Industry needs more tariff-free steel, WindEurope claims

Annual increases of the amount of imported steel exempted from European Union (EU) tariffs will push up the price of wind and put 2030 renewable energy targets at risk, trade association WindEurope has claimed.

EU steel tariffs could add 18% to the price of turbines, WindEurope claimed (pic: European Commission)
EU steel tariffs could add 18% to the price of turbines, WindEurope claimed (pic: European Commission)

Member states supported the European Commission’s proposal to increase import volumes per steel category 5% every year until 2021 to protect EU producers.

Once the quota — set at the average level of imports over the past three years, plus 5% — is filled, a 25% tariff is applied to further imports.

The Commission will now finalise the procedure so that definitive measures can come into place from the beginning of February 2019, it stated.

WindEurope CEO Giles Dickson welcomed the Commission’s desire for annual increases in the steel import volumes, but argued 5% was too low.

The organisation expects demand for steel in offshore wind alone to rise by 36% in 2019 — meaning demand could outstrip the availability of tariff-free imported steel.

"It’s in nobody’s interest for access to steel volumes to turn into a scramble for raw materials with other sectors like we’re all chasing seats in musical chairs — not least when our own sector has binding EU renewables targets it’s got to help meet," Dickson added. 

Dickson claimed that turbine manufacturers having to pay tariffs on imported steel would increase the price of wind energy.

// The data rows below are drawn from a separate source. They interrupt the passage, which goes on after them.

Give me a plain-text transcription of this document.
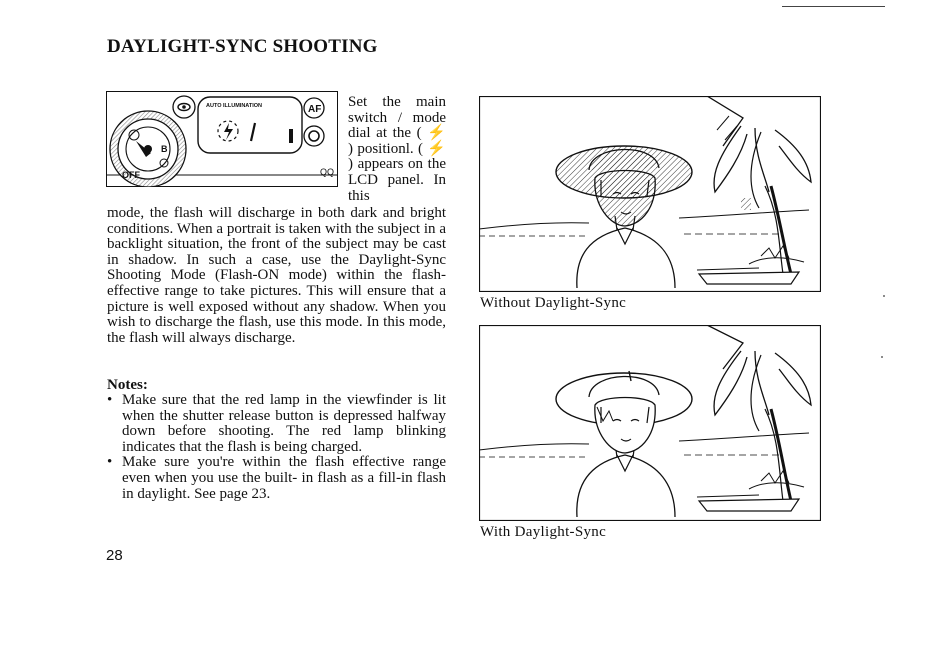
DAYLIGHT-SYNC SHOOTING
AUTO ILLUMINATION	AF
QQ
B
OFF

Set the main switch / mode dial at the ( ⚡ ) positionl. ( ⚡ ) appears on the LCD panel. In this

mode, the flash will discharge in both dark and bright conditions. When a portrait is taken with the subject in a backlight situation, the front of the subject may be cast in shadow. In such a case, use the Daylight-Sync Shooting Mode (Flash-ON mode) within the flash-effective range to take pictures. This will ensure that a picture is well exposed without any shadow. When you wish to discharge the flash, use this mode. In this mode, the flash will always discharge.

Notes:

• Make sure that the red lamp in the viewfinder is lit when the shutter release button is depressed halfway down before shooting. The red lamp blinking indicates that the flash is being charged.
• Make sure you're within the flash effective range even when you use the built- in flash as a fill-in flash in daylight. See page 23.
28
Without Daylight-Sync
With Daylight-Sync
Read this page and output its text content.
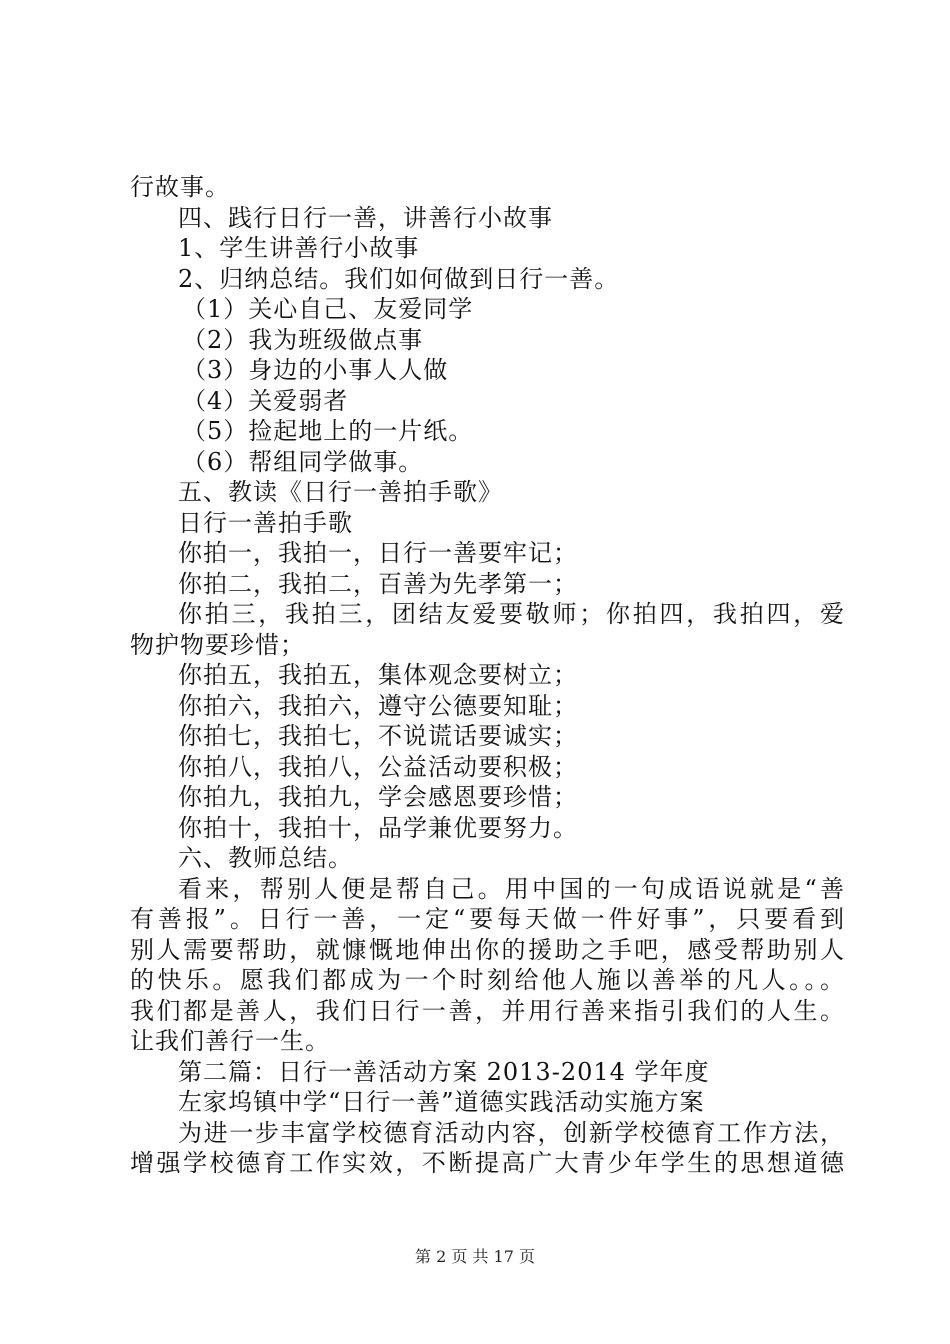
行故事。
四、践行日行一善，讲善行小故事
1、学生讲善行小故事
2、归纳总结。我们如何做到日行一善。
（1）关心自己、友爱同学
（2）我为班级做点事
（3）身边的小事人人做
（4）关爱弱者
（5）捡起地上的一片纸。
（6）帮组同学做事。
五、教读《日行一善拍手歌》
日行一善拍手歌
你拍一，我拍一，日行一善要牢记；
你拍二，我拍二，百善为先孝第一；
你拍三，我拍三，团结友爱要敬师；你拍四，我拍四，爱
物护物要珍惜；
你拍五，我拍五，集体观念要树立；
你拍六，我拍六，遵守公德要知耻；
你拍七，我拍七，不说谎话要诚实；
你拍八，我拍八，公益活动要积极；
你拍九，我拍九，学会感恩要珍惜；
你拍十，我拍十，品学兼优要努力。
六、教师总结。
看来，帮别人便是帮自己。用中国的一句成语说就是“善
有善报”。日行一善，一定“要每天做一件好事”，只要看到
别人需要帮助，就慷慨地伸出你的援助之手吧，感受帮助别人
的快乐。愿我们都成为一个时刻给他人施以善举的凡人。。。
我们都是善人，我们日行一善，并用行善来指引我们的人生。
让我们善行一生。
第二篇：日行一善活动方案 2013-2014 学年度
左家坞镇中学“日行一善”道德实践活动实施方案
为进一步丰富学校德育活动内容，创新学校德育工作方法，
增强学校德育工作实效，不断提高广大青少年学生的思想道德
第 2 页 共 17 页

"Steel makes up over half the material used in wind turbine production," he explained.

"Tariffs could add 18% to the price of turbines. This would offset the cost reductions we’ve achieved in recent years, and mean achieving the EU’s 32% renewable energy target for 2030 will cost society more than is necessary.

"It would also put European turbine manufacturers at a disadvantage to Chinese competitors that source domestic steel at much lower prices."

The European Commission first applied provisional safeguard measures in July 2018 to shield the European steel industry from deflection, following Trump administration’s tariffs.

Under a temporary agreement, an additional 25% tariff would be levied on steel — but only after the EU exceeds the average import volume over the previous three years.

The revised safeguard measures mean import volumes per steel category would increase by 5% every year until 2021.

"These measures are intended to shield European steel producers following the trade diversion of steel into the EU market from other producers around the world as a result of the unilateral US measures restricting imports of steel to the American market," according to a statement from the European Commission.

"The definitive measures aim to preserve traditional trade flows."

Steel imports to the EU increased 12% in 2018, according to the European Steel Association (Eurofer). The industry group forecasts the bloc’s steel demand to increase by 1% in 2019.